What Is Problem Solving?

What is Problem Solving?

All characters are driven by their justifications, but only some of the actions they take will end up solving a problem. From the author's "objective" view, approaches that lead to solutions are "problem solving." Approaches that do not are simply justifications.

The process of "problem solving" describes the paths an author promotes as being the most suitable approaches to the story's problem. The process of justification describes all paths that are not as suitable.

In a binary sense, the best path of all will be represented by either the Main or Impact character. The remaining character of the two will represent the worst path. Of Main and Impact, one will be problem solving, the other justifying. All the remaining characters represent alternative approaches between the two extremes.

From an author's perspective, it is just as important to know how things got started as it is to know how everything turns out. How is it that people can become so misguided? How is it that characters can become so justified?

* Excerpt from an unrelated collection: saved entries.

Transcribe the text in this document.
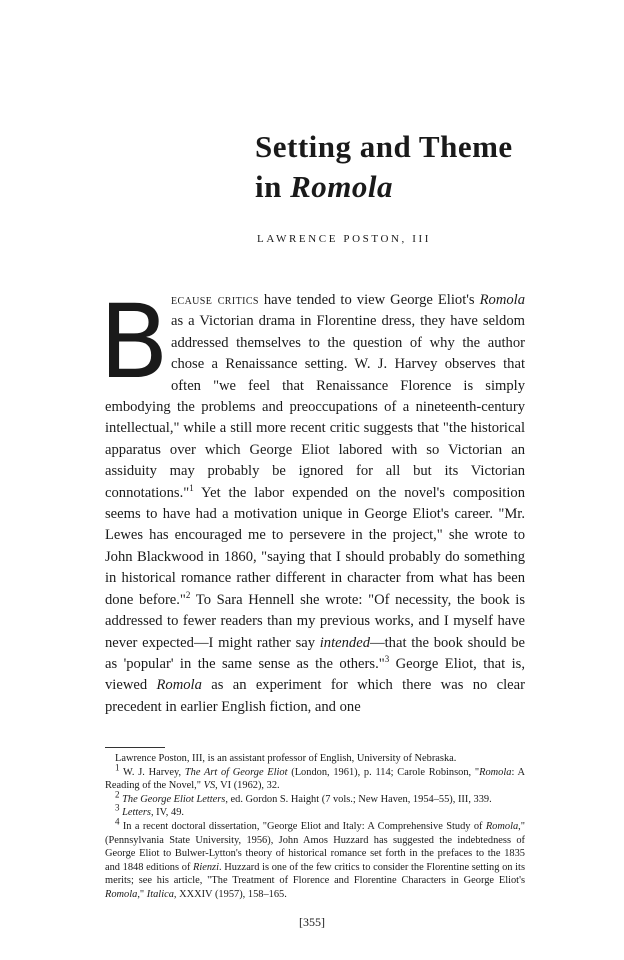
Setting and Theme
in Romola

LAWRENCE POSTON, III

Because critics have tended to view George Eliot's Romola as a Victorian drama in Florentine dress, they have seldom addressed themselves to the question of why the author chose a Renaissance setting. W. J. Harvey observes that often "we feel that Renaissance Florence is simply embodying the problems and preoccupations of a nineteenth-century intellectual," while a still more recent critic suggests that "the historical apparatus over which George Eliot labored with so Victorian an assiduity may probably be ignored for all but its Victorian connotations."$^1$ Yet the labor expended on the novel's composition seems to have had a motivation unique in George Eliot's career. "Mr. Lewes has encouraged me to persevere in the project," she wrote to John Blackwood in 1860, "saying that I should probably do something in historical romance rather different in character from what has been done before."$^2$ To Sara Hennell she wrote: "Of necessity, the book is addressed to fewer readers than my previous works, and I myself have never expected—I might rather say intended—that the book should be as 'popular' in the same sense as the others."$^3$ George Eliot, that is, viewed Romola as an experiment for which there was no clear precedent in earlier English fiction, and one

Lawrence Poston, III, is an assistant professor of English, University of Nebraska.

$^1$ W. J. Harvey, The Art of George Eliot (London, 1961), p. 114; Carole Robinson, "Romola: A Reading of the Novel," VS, VI (1962), 32.

$^2$ The George Eliot Letters, ed. Gordon S. Haight (7 vols.; New Haven, 1954–55), III, 339.

$^3$ Letters, IV, 49.

$^4$ In a recent doctoral dissertation, "George Eliot and Italy: A Comprehensive Study of Romola," (Pennsylvania State University, 1956), John Amos Huzzard has suggested the indebtedness of George Eliot to Bulwer-Lytton's theory of historical romance set forth in the prefaces to the 1835 and 1848 editions of Rienzi. Huzzard is one of the few critics to consider the Florentine setting on its merits; see his article, "The Treatment of Florence and Florentine Characters in George Eliot's Romola," Italica, XXXIV (1957), 158–165.

[355]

Problems Start Innocently Enough....

It is the nature of people and characters as well, to try to find a source of joy and a resolution to that which hurts them. This hurt might be physical suffering or mental torment. The resolution may be to rearrange one's environment or to accept the environment as it is. Regardless of the source of the inequity or the means employed to resolve it, all thinking creatures try to maximize their pleasure and minimize their pain. That is the primal force that drives us in our lives, and the dramatic force that drives a story.

If our environments would instantly respond to our desires, and if our feelings would immediately adjust to new attitudes, all inequities between our environments and us would equalize at once. Unfortunately, this is not the case. Rather, to solve external problems we must apply effort to rearrange the material that surrounds us, and to solve internal problems we must adopt a series of paradigm shifts to arrive at a perspective that minimizes our anguish.

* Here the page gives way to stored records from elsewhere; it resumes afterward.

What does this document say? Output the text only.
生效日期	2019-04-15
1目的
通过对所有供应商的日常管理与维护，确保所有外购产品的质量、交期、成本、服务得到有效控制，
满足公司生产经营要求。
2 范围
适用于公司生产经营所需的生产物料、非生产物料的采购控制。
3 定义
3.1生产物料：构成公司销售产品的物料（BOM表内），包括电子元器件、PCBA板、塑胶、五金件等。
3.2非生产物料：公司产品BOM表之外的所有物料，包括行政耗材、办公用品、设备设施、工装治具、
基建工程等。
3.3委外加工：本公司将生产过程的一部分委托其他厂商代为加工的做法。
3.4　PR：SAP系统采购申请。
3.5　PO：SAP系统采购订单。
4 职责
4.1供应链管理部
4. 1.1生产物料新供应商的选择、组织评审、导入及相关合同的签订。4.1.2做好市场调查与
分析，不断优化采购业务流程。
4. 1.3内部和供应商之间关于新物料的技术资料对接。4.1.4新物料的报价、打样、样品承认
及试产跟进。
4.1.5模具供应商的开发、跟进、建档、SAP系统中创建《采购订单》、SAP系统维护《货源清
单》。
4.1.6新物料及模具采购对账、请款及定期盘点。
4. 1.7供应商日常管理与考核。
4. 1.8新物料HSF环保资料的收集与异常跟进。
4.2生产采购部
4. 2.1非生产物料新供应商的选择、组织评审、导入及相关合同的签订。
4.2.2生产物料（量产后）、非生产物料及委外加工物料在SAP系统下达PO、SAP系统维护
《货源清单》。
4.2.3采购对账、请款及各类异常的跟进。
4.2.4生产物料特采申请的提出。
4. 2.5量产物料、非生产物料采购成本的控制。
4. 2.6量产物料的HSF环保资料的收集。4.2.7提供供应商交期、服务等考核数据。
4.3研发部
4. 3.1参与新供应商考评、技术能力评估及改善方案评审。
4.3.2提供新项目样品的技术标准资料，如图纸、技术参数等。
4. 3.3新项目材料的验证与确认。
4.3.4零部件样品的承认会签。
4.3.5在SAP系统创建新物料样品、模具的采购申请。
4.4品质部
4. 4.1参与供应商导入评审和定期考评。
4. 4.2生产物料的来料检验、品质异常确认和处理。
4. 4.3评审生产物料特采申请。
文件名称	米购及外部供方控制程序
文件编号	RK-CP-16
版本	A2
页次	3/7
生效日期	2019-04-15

Getting to the Heart of the Problem

Because it takes time to resolve inequities, we define problem solving as a process we engage in over time. Step by step we chip away at pieces of a problem until we arrive at a solution. We meet prerequisites that give us the resources to fulfill the requirements that must be completed to clear the way to our goal. Or, we change the nature of the forces at work that determine the processes that preserve the inequity, so it dissolves when its foundation erodes.

Problem solving requires identifying the source of the inequity and the nature of the effort that will end it. Each of these requirements depends on an accurate assessment of the mechanism that produces the inequity, and there lies the opportunity for error.

Characters, Problems, and Justification

Stories are about one character who is problem solving and a second character who believes they are problem solving but are in error. One will be the Main Character and the other the Impact Character. In terms of the Story Mind, these two characters represent our own inability to know in advance if the method we have chosen to apply to a problem will lead to success or failure. When our approach leads to failure Dramatica does not refer to the process as problem solving, but calls that process Justification.